Os Melvins serão sempre relembrados como a primeira banda da qual Kurt Cobain fez parte, nos tempos primitivos da cena de Seattle, ou melhor, da afamada cidade de madeireiros: Aberdeen. Sombra chata que nunca abandonou a banda e nunca tornou possível abordar o projecto de uma forma completamente neutra, ou seja, sem pensar automaticamente nos Nirvana.Apesar de ambas as bandas terem tido algumas colaborações durante as suas carreiras, como o EP Melvana (1992) – em que tocam covers dos Flipper – , a verdade é que os Melvins nunca tiveram muito que ver com os Nirvana. Enquanto a banda deSmells Like Teen Spirit estava mais enrolada numa onda pop, os Melvins estavam mais interessados no experimentalismo extremo, por vezes quase a roçar o drone tão em voga neste momento pelos contributos dos Sun O))) e Earth. O exemplo mais crasso desse vector da banda será talvez o álbum Bullhead, de 1991.
Esse experimentalismo tem tirado os Melvins, nos últimos quatro anos, do caminho dos originais por conta própria. Hostile Ambient Takeover (2002) foi o último registo dos Melvins ‘a solo’ – isto muito por culpa das colaborações, tanto com o Dead Kennedy Jello Biafra, da qual resultou Never Breathe What You Can’t See (2004) eSieg Howdy! (2005), como com Lustmord, que fez nascer Pigs of The Roman Empire(2004).
Com tanta produtividade nos últimos tempos e com esse passado marcado pelo experimentalismo, seria de esperar que A Senile Animal pudesse ser mais uma ‘coisa’ lançada pelos Melvins na sua já extensa carreira de 23 anos, sem nada de particularmente interessante a acrescentar. Até porque os Melvins, desde o mítico Houdini (1993), nunca mais conseguiram produzir algo de verdadeiramente espectacular que estivesse realmente ‘à sua altura’.
Surpreendetemente, A Senile Animal pode bem ser um dos álbuns mais inspirados de sempre dos Melvins, competindo lado a lado com o já referido Houdini ou OZMA, de 1989. Desde a primeira à última canção, este é um álbum fabuloso! Logo a abrir,Talking Horse, uma faixa punk, directa e agressiva, é um tónico importante para motivar o ouvinte a descobrir o resto do álbum (toda a gente sabe como é importante que a primeira canção de cada disco seja cativante, certo!?). Para isso parece ter sido importante a tarefa de colorir as canções com mais substância melodiosa, algo que osMelvins nem sempre sem empenharam a fundo, sendo muitas vezes secos e um pouco repetitivos.

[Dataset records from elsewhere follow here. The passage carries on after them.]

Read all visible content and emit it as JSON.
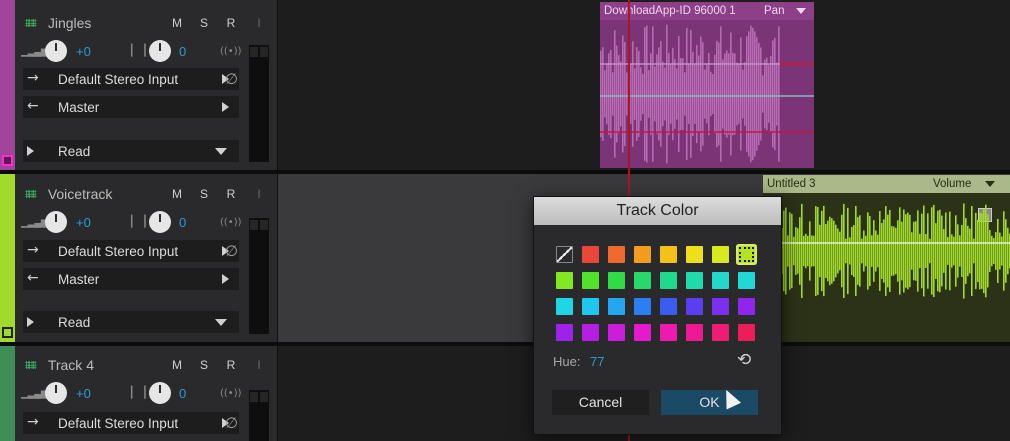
{
  "colors": {
    "accent": "#2b9bd8",
    "jingles": "#a0469a",
    "voicetrack": "#a2da2c",
    "track4": "#3d8f55",
    "playhead": "#b3102a"
  },
  "tracks": [
    {
      "name": "Jingles",
      "mute": "M",
      "solo": "S",
      "record": "R",
      "input_monitor": "I",
      "volume": "+0",
      "pan": "0",
      "input": "Default Stereo Input",
      "output": "Master",
      "automation": "Read",
      "icons": [
        "waveform-icon",
        "volume-icon",
        "pan-icon",
        "broadcast-icon",
        "phase-icon"
      ]
    },
    {
      "name": "Voicetrack",
      "mute": "M",
      "solo": "S",
      "record": "R",
      "input_monitor": "I",
      "volume": "+0",
      "pan": "0",
      "input": "Default Stereo Input",
      "output": "Master",
      "automation": "Read"
    },
    {
      "name": "Track 4",
      "mute": "M",
      "solo": "S",
      "record": "R",
      "input_monitor": "I",
      "volume": "+0",
      "pan": "0",
      "input": "Default Stereo Input"
    }
  ],
  "clips": [
    {
      "title": "DownloadApp-ID 96000 1",
      "mode": "Pan"
    },
    {
      "title": "Untitled 3",
      "mode": "Volume"
    }
  ],
  "dialog": {
    "title": "Track Color",
    "hue_label": "Hue:",
    "hue_value": "77",
    "cancel": "Cancel",
    "ok": "OK",
    "swatch_colors": [
      "none",
      "#e8473a",
      "#ef6a2c",
      "#f39b1f",
      "#f5c018",
      "#eedf1a",
      "#d8ea1d",
      "#b4e322",
      "#82e81f",
      "#52e22c",
      "#2fdc46",
      "#27d86a",
      "#1fda8c",
      "#1edbac",
      "#22d8c8",
      "#1fd8d8",
      "#1ed6e6",
      "#1fc6ee",
      "#24a6f0",
      "#2b7ff2",
      "#3a5cf0",
      "#5a3ef0",
      "#7b2ff0",
      "#8f26ee",
      "#9f22ec",
      "#b51fe4",
      "#cc1ddc",
      "#e51acf",
      "#ee1ab0",
      "#ef1a93",
      "#ee1c73",
      "#eb1e5a"
    ],
    "selected_index": 7
  }
}
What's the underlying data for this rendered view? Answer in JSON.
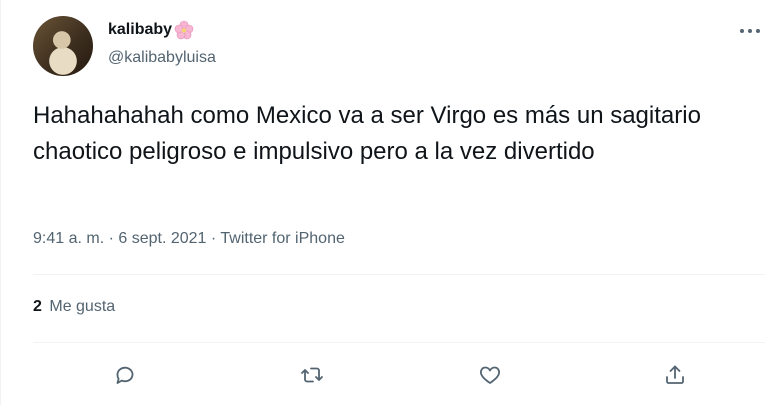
{
  "user": {
    "name": "kalibaby",
    "handle": "@kalibabyluisa",
    "name_emoji": "cherry-blossom-icon"
  },
  "tweet": {
    "text": "Hahahahahah como Mexico va a ser Virgo es más un sagitario chaotico peligroso e impulsivo pero a la vez divertido",
    "meta": "9:41 a. m. · 6 sept. 2021 · Twitter for iPhone"
  },
  "stats": {
    "likes_count": "2",
    "likes_label": "Me gusta"
  },
  "actions": [
    {
      "icon": "reply-icon"
    },
    {
      "icon": "retweet-icon"
    },
    {
      "icon": "like-icon"
    },
    {
      "icon": "share-icon"
    }
  ],
  "colors": {
    "text": "#0f1419",
    "secondary": "#536471",
    "divider": "#eff3f4"
  }
}
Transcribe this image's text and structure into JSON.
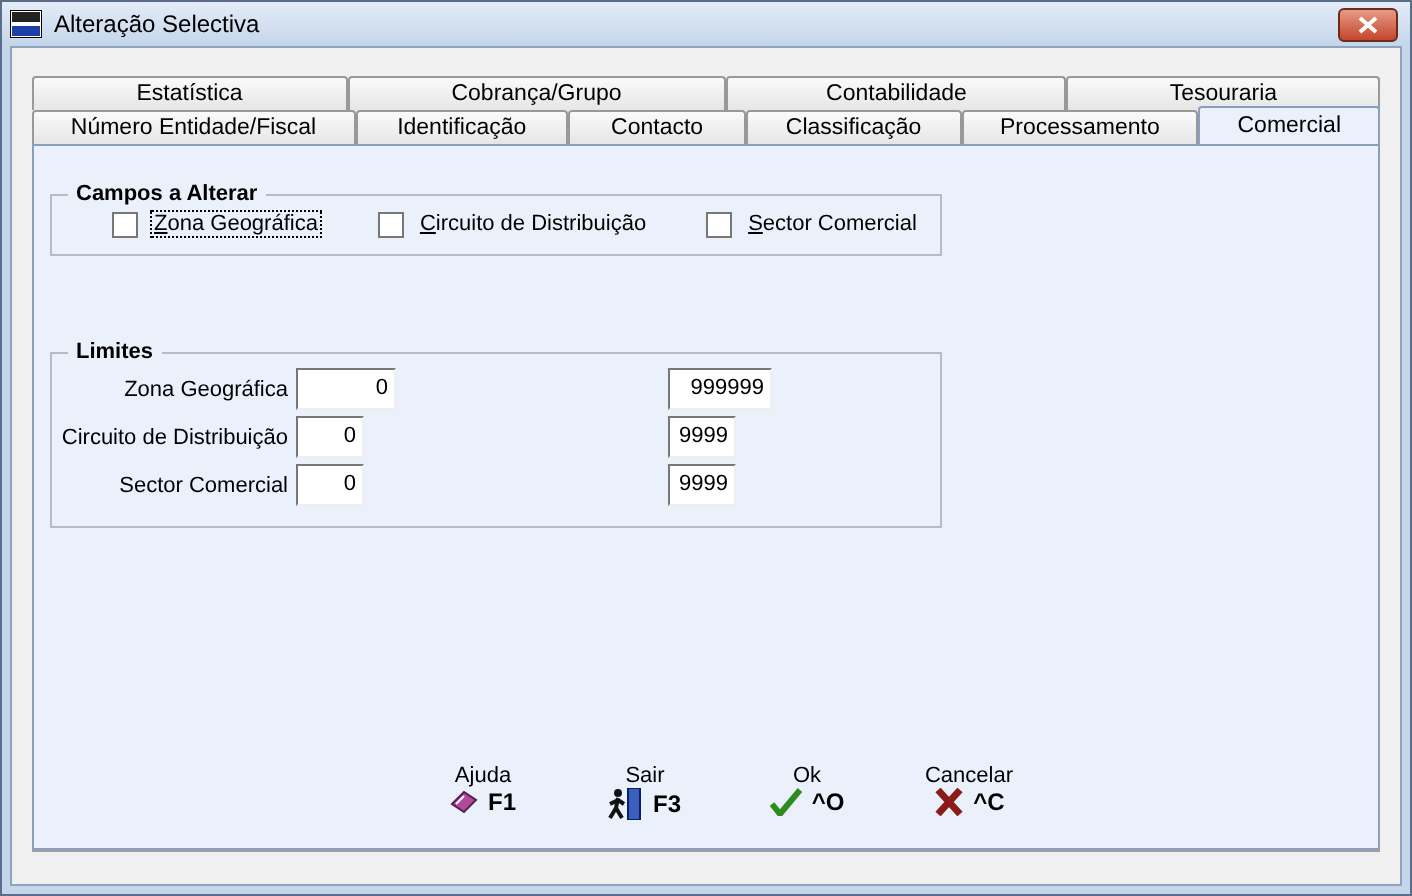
{
  "window": {
    "title": "Alteração Selectiva"
  },
  "tabs": {
    "back_row": [
      {
        "label": "Estatística",
        "selected": false
      },
      {
        "label": "Cobrança/Grupo",
        "selected": false
      },
      {
        "label": "Contabilidade",
        "selected": false
      },
      {
        "label": "Tesouraria",
        "selected": false
      }
    ],
    "front_row": [
      {
        "label": "Número Entidade/Fiscal",
        "selected": false
      },
      {
        "label": "Identificação",
        "selected": false
      },
      {
        "label": "Contacto",
        "selected": false
      },
      {
        "label": "Classificação",
        "selected": false
      },
      {
        "label": "Processamento",
        "selected": false
      },
      {
        "label": "Comercial",
        "selected": true
      }
    ]
  },
  "campos": {
    "title": "Campos a Alterar",
    "checkboxes": [
      {
        "label": "Zona Geográfica",
        "checked": false,
        "focused": true
      },
      {
        "label": "Circuito de Distribuição",
        "checked": false,
        "focused": false
      },
      {
        "label": "Sector Comercial",
        "checked": false,
        "focused": false
      }
    ]
  },
  "limites": {
    "title": "Limites",
    "rows": [
      {
        "label": "Zona Geográfica",
        "from": "0",
        "to": "999999"
      },
      {
        "label": "Circuito de Distribuição",
        "from": "0",
        "to": "9999"
      },
      {
        "label": "Sector Comercial",
        "from": "0",
        "to": "9999"
      }
    ]
  },
  "buttons": [
    {
      "kind": "help",
      "label": "Ajuda",
      "key": "F1"
    },
    {
      "kind": "exit",
      "label": "Sair",
      "key": "F3"
    },
    {
      "kind": "ok",
      "label": "Ok",
      "key": "^O"
    },
    {
      "kind": "cancel",
      "label": "Cancelar",
      "key": "^C"
    }
  ]
}
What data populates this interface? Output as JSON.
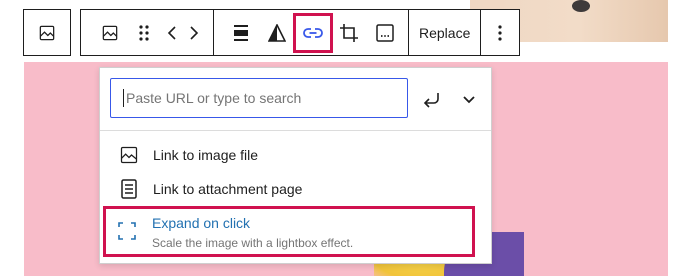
{
  "colors": {
    "accent_blue": "#3858e9",
    "link_blue": "#2271b1",
    "highlight_red": "#d0124f",
    "canvas_pink": "#f8bcc9"
  },
  "toolbar": {
    "block_type_icon": "image-icon",
    "change_type_icon": "image-icon",
    "drag_handle_icon": "drag-handle-icon",
    "move_left_icon": "chevron-left-icon",
    "move_right_icon": "chevron-right-icon",
    "align_icon": "align-wide-icon",
    "duotone_icon": "duotone-icon",
    "link_icon": "link-icon",
    "crop_icon": "crop-icon",
    "caption_icon": "caption-icon",
    "replace_label": "Replace",
    "more_icon": "more-vertical-icon"
  },
  "link_popover": {
    "search": {
      "value": "",
      "placeholder": "Paste URL or type to search"
    },
    "submit_icon": "enter-return-icon",
    "options_icon": "chevron-down-icon",
    "items": [
      {
        "icon": "image-icon",
        "label": "Link to image file"
      },
      {
        "icon": "page-icon",
        "label": "Link to attachment page"
      }
    ],
    "expand": {
      "icon": "fullscreen-icon",
      "title": "Expand on click",
      "description": "Scale the image with a lightbox effect."
    }
  }
}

Aqui temos um álbum trespassado de melodias aconchegantes que transformam completamente a abordagem tradicional Melviniana às canções. Aglutinando essa mutação às roupagens surrealistas e cavernosas habituais dos instrumentos de Buzz Osborne (guitarrista e cantor), Dale Crover (baterista) e Jared Warren (baixista), produzem-se momentos genuinamente interessantes, como Civilized Worm ou History of Drunks. Se a estes juntarmos a agitação quase punk de Rat Face e de You’ve Never Been Right, tudo se torna ainda mais vibrante. No meio de tanta coisa boa, parece importante referir a extraordinária prestação de Dale Crover na bateria, (a faixa The Hawk pode ser um boa indicação disso) e que o confirma como um dos bateristas mais pujantes de todos os tempos.
A habitual praxe de construir canções longas e arrastadas, a que os Melvins habituaram os seus ouvintes também não é deixada aqui de lado. Porém, mesmo essas canções mais arrastadas ganham uma dimensão diferente, pela já referida dinâmica imprimida pelos Melvins. Exemplo disso é A Vast Filthy Prision, uma proto-balada que dá, de resto, um fim triunfal a A Senile Animal.
Vinte anos de carreira para os Melvins não parecem ter um significado de estagnação, como à partida se poderia prever. Neste caso significa uma maturidade suficiente para perceber ‘com quantas linhas se cosem’ um bom trabalho: dinâmico e surrealista q.b. Não fugindo à sua sonoridade habitual, os Melvins transfiguram-se oferecendo uma boa alternativa para passar o tempo e fazer face aos recolhimentos necessários provocados pela chuva constante. Até parece que têm vindo a adivinhar as mudanças de humor de uma metereologia deslocada!